Aujourd'hui, c'est au Kenya que cette formule est préconisée. En Côte d'Ivoire, après le processus électoral heurté d'octobre 2000, le gouvernement d'union apparaissait comme LA solution. Sa mise en place n'a pas empêché la rébellion du 19 septembre 2002, soutenue sournoisement par des partis membres de la coalition gouvernementale. Pour appliquer les accords de Linas-Marcoussis, Pierre Mazeaud et Dominique de Villepin ont prévu la création d'un gouvernement de réconciliation nationale, et imposé un "Premier ministre de consensus", Seydou Diarra. Il a fallu de nombreuses années de statu quo pour que les Ivoiriens arrivent à l'accord de Ouaga... qui lui aussi prévoit un gouvernement d'union !
Le problème avec cette formule devenue un grand classique dans la résolution des conflits liés aux processus démocratiques, c'est qu'elle finit par être une alliée des gouvernements impopulaires qui refusent de respecter la voix des urnes. Ainsi, au Togo, Faure Gnassingbé a perpétré un hold-up électoral avec la bénédiction de ses mentors étrangers... qui avaient déjà préparé le "paquet-cadeau" du gouvernement d'union. Lequel gouvernement d'union s'est révélé une machine à discréditer une partie de l'opposition togolaise et à désenchanter l'opinion publique. En tout cas, la démocratie n'a pas avancé, les rancoeurs restent vivaces, et le mépris est désormais total pour le peuple souverain - puisqu'il est clair que ce sont des combinaisons internationales qui fondent la distribution des strapontins, la farce électorale n'était qu'une modalité destinée à juger d'un rapport de forces... physique !
Pourquoi les "bonnes volontés" européennes et américaines n'écoutent-elles pas de manière plus attentive les voix de la société civile et du procureur général kényan, demandant le recomptage des votes ? Ne s'inspirent-elles pas de ce qui s'est passé aux Etats-Unis en 2000, après le duel Bush-Al Gore ? Pourquoi ne pas se fonder sur des formules constitutionnelles et démocratiques ? Pourquoi ne pas respecter LA VOIX DU PEUPLE ?

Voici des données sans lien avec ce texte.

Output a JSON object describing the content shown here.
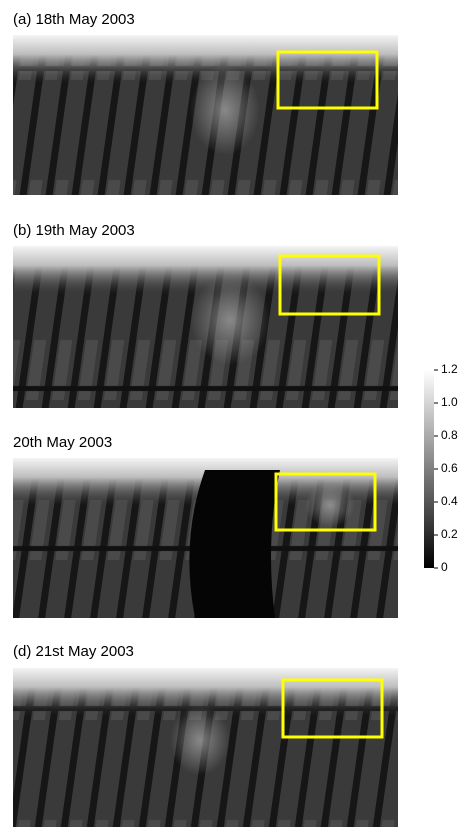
{
  "panels": [
    {
      "title": "(a) 18th May 2003"
    },
    {
      "title": "(b) 19th May 2003"
    },
    {
      "title": "20th May 2003"
    },
    {
      "title": "(d) 21st May 2003"
    }
  ],
  "colorbar": {
    "range": [
      0,
      1.2
    ],
    "ticks": [
      0,
      0.2,
      0.4,
      0.6,
      0.8,
      {
        "value": 1,
        "label": "1.0"
      },
      1.2
    ]
  }
}
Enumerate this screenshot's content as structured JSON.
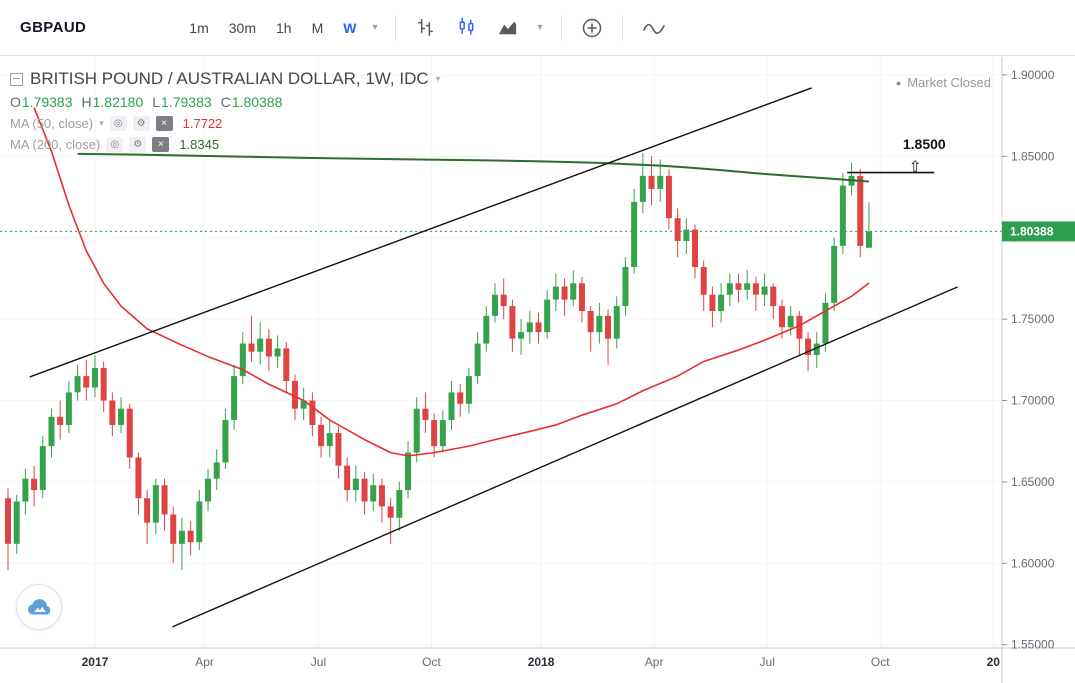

Les Occidentaux recherchent la "stabilité" dans les pays du Sud qui leur sont alliés ? Le Kenya est l'oeil des Etats-Unis en Afrique de l'Est, et il n'est pas question que ce bastion s'effondre.
La stabilité est une nécessité absolue pour un pays comme le Kenya qui fonde largement son économie sur le tourisme. Mais la "stabilité express" n'est pas toujours la solution. Il faut arrêter les frais, c'est d'une importance capitale. Mais il faut aussi songer à régler les problèmes de fond dans le respect de la morale, de la démocratie et des équations majoritaires.